EXE-COUV FINET.inddRésuméIl est des livres qui s’insinuent en nous. Des histoires qui commencent avec la légèreté du vol d’une abeille qui entre en bourdonnant par la fenêtre. L’histoire de Laurence Finet — son histoire ?— en fait partie. Un mari aimant, quatre beaux enfants, un travail sans doute trop prenant mais peu importe, demain c’est les vacances…
Et puis l’abeille pique. Et la douleur provoquée par la piqûre rappelle une autre blessure, plus ancienne. Nous voici alors inexorablement emportés. Derrière la légèreté du ton, des mots jetés, une accumulation de maux que l’on aurait crue inexprimable. Avec une grande pudeur et une bonne dose d’humour, Laurence Finet raconte les épreuves traversées, sans rien nous épargner. Et c’est grâce à une infinie délicatesse qu’elle parvient à nous faire ressentir toute la violence et l’horreur de ce qu’elle a dû endurer : « J’ai parlé. J’ai vomi des bribes de mon passé avec une telle violence que je me demande comment j’arrive encore à respirer. »
Un témoignage soutenu par la force implacable du réel mais qui se lit comme un roman. Une fois refermé, plus d’autre choix que de respirer l’air et la vie à pleins poumons.

Les premiers mots

Posé sur la table au milieu des bols du petit déjeuner, mon mobile a vibré, annonçant l’arrivée d’un nouveau sms : c’est Mathilde, notre aînée, partie tôt ce matin au collège.
– Je t’aime, Maman, prends soin de toi. (Smiley.)
Début de journée classique avant le grand rush pour l’école.

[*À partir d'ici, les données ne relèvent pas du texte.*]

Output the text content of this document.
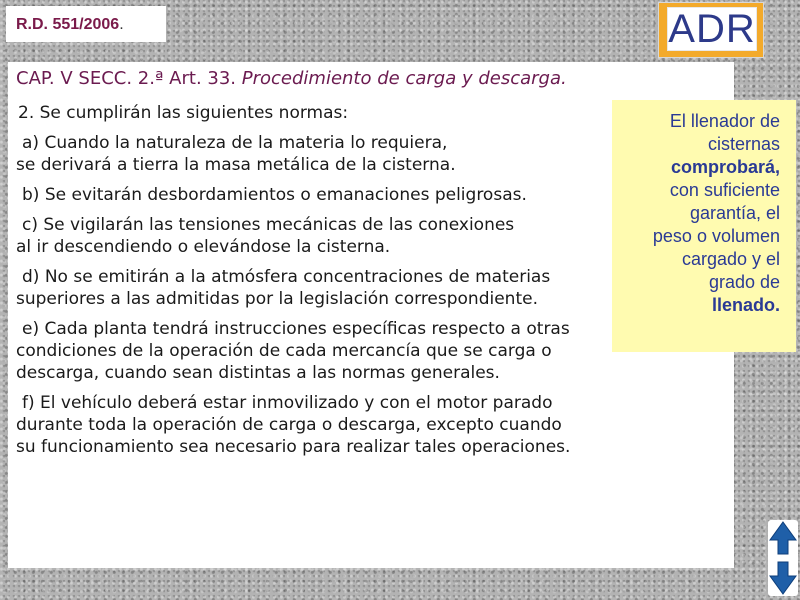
R.D. 551/2006.	ADR
CAP. V SECC. 2.ª Art. 33. Procedimiento de carga y descarga.

2. Se cumplirán las siguientes normas:

a) Cuando la naturaleza de la materia lo requiera,
se derivará a tierra la masa metálica de la cisterna.

b) Se evitarán desbordamientos o emanaciones peligrosas.

c) Se vigilarán las tensiones mecánicas de las conexiones
al ir descendiendo o elevándose la cisterna.

d) No se emitirán a la atmósfera concentraciones de materias
superiores a las admitidas por la legislación correspondiente.

e) Cada planta tendrá instrucciones específicas respecto a otras
condiciones de la operación de cada mercancía que se carga o
descarga, cuando sean distintas a las normas generales.

f) El vehículo deberá estar inmovilizado y con el motor parado
durante toda la operación de carga o descarga, excepto cuando
su funcionamiento sea necesario para realizar tales operaciones.

El llenador de
cisternas
comprobará,
con suficiente
garantía, el
peso o volumen
cargado y el
grado de
llenado.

Comme à accoutumée, notre maison retentit d’appels et de cavalcades effrénées dans les escaliers.
– Tu peux m aider, Maman ?
– J’ai perdu mon cahier.
– Les enfants, dépêchez-vous, vous allez être en retard.
J’ai aidé Juliette à lacer ses chaussures, recoiffé la chevelure emmêlée d’Elodie, rajusté le col d’Alexis. Une dernière recommandation et ils filent tous les trois à l’école, accompagnés par Frédéric.
– Attends-moi, Alexis.

Alexis galope déjà, le cartable lourdement chargé sur son dos, suivi de près par Elodie.
Juliette resserre ses petits bras autour du cou de mon mari.